Ils passaient aussi vite que la fenêtre qui suivait la vitesse de la voiture. Ils nous étaient éphémères car nous retournions rapidement à d’autres pensées, ceux de nos vacances futures.

Mémoire d’un Oranais (6) Elle court, elle court, la rumeur !

Les vacances, un étrange mot pour ces hommes, nos paysans d’autrefois.

Puis un jour la fièvre pris à la tête de ce pays et on leur a envoyé des hordes de jeunes pour participer à la révolution agraire et sans l’avouer leur apporter la parole de la civilisation. Celle qu’était censé porter la nouvelle génération instruite du lycée et de l’université.

Je n’ai jamais osé imaginer la tête de ces pauvres paysans voir venir une nuée de jeunes envahir leur vie comme un nuage de sauterelles s’abattre sur un champ de blé.
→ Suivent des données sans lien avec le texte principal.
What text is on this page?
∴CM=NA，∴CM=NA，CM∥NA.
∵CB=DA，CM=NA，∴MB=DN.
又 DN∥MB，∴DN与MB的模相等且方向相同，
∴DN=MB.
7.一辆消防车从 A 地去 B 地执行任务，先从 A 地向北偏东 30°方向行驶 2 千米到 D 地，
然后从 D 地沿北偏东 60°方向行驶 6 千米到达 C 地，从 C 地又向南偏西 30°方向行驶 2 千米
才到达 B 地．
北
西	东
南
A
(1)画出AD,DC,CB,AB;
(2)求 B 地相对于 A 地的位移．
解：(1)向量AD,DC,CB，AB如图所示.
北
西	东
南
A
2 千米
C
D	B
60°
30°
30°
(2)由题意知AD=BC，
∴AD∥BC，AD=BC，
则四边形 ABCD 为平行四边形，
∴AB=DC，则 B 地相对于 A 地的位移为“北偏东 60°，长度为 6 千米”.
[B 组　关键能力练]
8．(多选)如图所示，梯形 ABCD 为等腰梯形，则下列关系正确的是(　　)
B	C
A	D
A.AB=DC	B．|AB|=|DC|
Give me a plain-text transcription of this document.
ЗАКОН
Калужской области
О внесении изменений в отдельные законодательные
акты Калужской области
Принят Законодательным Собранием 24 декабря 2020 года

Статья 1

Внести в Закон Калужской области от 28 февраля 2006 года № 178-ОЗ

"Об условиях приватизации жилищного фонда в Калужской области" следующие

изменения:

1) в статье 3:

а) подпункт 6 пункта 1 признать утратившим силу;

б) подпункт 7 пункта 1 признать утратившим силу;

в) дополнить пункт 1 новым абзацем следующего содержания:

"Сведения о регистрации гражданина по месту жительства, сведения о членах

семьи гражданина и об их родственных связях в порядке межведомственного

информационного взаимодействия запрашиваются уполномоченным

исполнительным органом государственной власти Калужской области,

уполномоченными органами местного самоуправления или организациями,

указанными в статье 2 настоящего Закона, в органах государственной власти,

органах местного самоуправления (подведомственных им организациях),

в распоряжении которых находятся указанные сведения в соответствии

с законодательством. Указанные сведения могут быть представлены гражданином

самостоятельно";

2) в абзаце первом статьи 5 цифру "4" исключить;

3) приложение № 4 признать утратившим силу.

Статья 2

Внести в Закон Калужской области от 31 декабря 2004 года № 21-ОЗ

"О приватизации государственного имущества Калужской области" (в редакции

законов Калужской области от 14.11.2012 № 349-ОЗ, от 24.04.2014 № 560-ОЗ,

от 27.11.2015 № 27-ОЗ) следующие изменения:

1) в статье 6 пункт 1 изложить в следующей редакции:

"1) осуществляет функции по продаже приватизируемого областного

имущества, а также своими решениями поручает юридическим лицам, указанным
Ils ont dû avoir le même sourire offert à ces gamins qui, encore peu de temps auparavant, regardaient les hommes du bord de la route comme des rescapés de l’ère tertiaire.

Et c’est à eux qu’on avait envoyé ces têtes pétris de Woodstock, des Beatles, de Johny Hallyday ou d’Elvis Presley. Qu’avaient-ils à leur apprendre ? Que pouvaient faire leurs bras pour les aider, ceux qui n’avaient jamais  porté d’autre qu’un stylo ou une barre de chocolat ?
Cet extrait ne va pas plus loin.